Топот коней и восклицания охотников огласили окружность; оконницы, дребезжа, отозвались на звук вестового рога с башни, и сердце барона оледенело… Он бросился в широкие кресла и закрыл глаза рукою. Кто-то бежал по лестнице, дверь скрыпнула, Эвальд вскочил; яростным взором встретил он входящего, – и напрасно: это был паж баронессы.
– Скажи госпоже твоей, – крикнул он, – чтобы она дожидалась меня в своих покоях, но чтобы она не входила сюда… Это моя воля, мое приказание; слышишь ли: мое приказание!
Изумленный паж удалился с трепетом, – и опять мертвая тишина в зале. Ромуальд молчал; Нордек не мог говорить. Наконец с шумом вбежал Всеслав в комнату. На нем был красный кафтан, на полах вышитый золотом. За кушаком татарский кинжал, на руке шелковая плетка, и красные каблуки его сапогов пестрели разноцветною строчкою; яхонтовая запонка и жемчужная пронизь на косом воротнике доказывали, что Всеслав не простого происхождения; но смелая, развязная поступи, открытое лицо и быстрые взоры еще более заверяли в его благородстве. С радостным челом, с дружеским приветом кинулся он обнять Эвальда, но Эвальд яростно оттолкнул его.
– Прочь, изменник! – воскликнул он. – Прочь! Не пятнай меня своим иудиным лобзаньем…
– Что это значит, Эвальд? – произнес Всеслав, пораженный видом и выраженьем барона.
– Ты слишком хорошо знаешь, об чем говорю я; но притворство ни к чему не послужит… Признайся!
– Ты потерял рассудок, Эвальд!
– О, как бы желал я потерять его, но к несчастию, он теперь яснее, нежели когда-нибудь. Я теперь вижу, чем ты заплатил за мое гостеприимство, как ты отвечал на мою доверенность. Я с тобой, со врагом, поступил как с братом, а ты обольститель, ты с другом поступил будто со злейшим неприятелем.

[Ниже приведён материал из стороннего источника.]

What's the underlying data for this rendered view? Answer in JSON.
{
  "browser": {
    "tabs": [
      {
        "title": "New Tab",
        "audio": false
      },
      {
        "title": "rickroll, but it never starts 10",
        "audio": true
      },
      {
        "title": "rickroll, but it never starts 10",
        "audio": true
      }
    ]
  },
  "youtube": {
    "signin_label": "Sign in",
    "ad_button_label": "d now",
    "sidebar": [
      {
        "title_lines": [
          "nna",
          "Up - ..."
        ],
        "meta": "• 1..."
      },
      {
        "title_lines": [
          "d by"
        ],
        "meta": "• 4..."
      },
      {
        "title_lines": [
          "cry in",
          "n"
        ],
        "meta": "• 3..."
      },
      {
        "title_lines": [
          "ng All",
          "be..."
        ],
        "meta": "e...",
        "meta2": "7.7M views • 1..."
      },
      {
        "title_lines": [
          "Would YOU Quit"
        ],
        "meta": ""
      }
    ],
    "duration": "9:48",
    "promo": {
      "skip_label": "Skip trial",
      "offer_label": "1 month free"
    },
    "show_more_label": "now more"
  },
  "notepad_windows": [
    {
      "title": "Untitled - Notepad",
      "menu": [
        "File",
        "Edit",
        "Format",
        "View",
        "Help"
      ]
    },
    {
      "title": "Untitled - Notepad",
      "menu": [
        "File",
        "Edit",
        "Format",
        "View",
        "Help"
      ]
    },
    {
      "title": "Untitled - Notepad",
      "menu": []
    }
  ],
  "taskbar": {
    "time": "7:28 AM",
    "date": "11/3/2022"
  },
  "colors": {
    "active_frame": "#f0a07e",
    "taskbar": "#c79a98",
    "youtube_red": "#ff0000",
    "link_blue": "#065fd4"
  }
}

Лицо Всеслава загорелось негодованием.
– Эвальд! – вскричал он, – не для того ли ты возвратил мне жизнь, чтоб отнять честь? не для того ль почтил пленника гостеприимством, чтобы сильнее оскорбить гостя клеветою?
– Это правда, это ужасная правда! И… не заставь меня употребить силу… Если ты в ней не сознаешься, то, богом клянусь, Всеслав, тем богом, которого ты забыл, – волки и вороны будут праздновать мой гнев твоим трупом.
Всеслав, внимая этим угрозам, гордо сел в кресла и спокойным голосом отвечал:
– Рыцарь фон Нордек, я пленник твой; делай что хочешь. Но ты видел под Вейзенштейном, когда рубился я с твоими латниками, пугала ли меня смерть! Ужели думаешь теперь застращать ею? Поверь, Эвальд, мне легче будет умирать безвинному, чем тебе жить после злодейства. Впервые вижу я такое утончение злобы: зачем было не умертвить меня на поле битвы, чтобы здесь выхолить на убой!
– Затем, что ты был тогда лишь неприятелем Ордена, а теперь стал моим личным врагом, моим кровным злодеем, похитив любовь легковерной Эммы!
– Рыцарь! Именем чести и доброй славы невинной супруги твоей требую доказательств!
– Невинной?.. Давно ли волки проповедуют невинность лисиц? Давно ли русские говорят о чести?
– Русские всегда ее чувствуют. Вы, германцы, ее пишете на гербах, а мы храним в сердце.
– В твоем черном сердце – не бывало искры других чувств, кроме неблагодарности, обмана и обольщения!
– Слушай, рыцарь, – вскричал Всеслав, вскакнув, – низко и в поле ругаться над безоружным, но еще ниже обижать в своем доме. Я бы умел тебе заплатить за обиду, если бы моя свобода и сабля были со мною!
– Ты будешь иметь их на свою пагубу, – отвечал в бешенстве Эвальд, – и суд божий поразит вероломца!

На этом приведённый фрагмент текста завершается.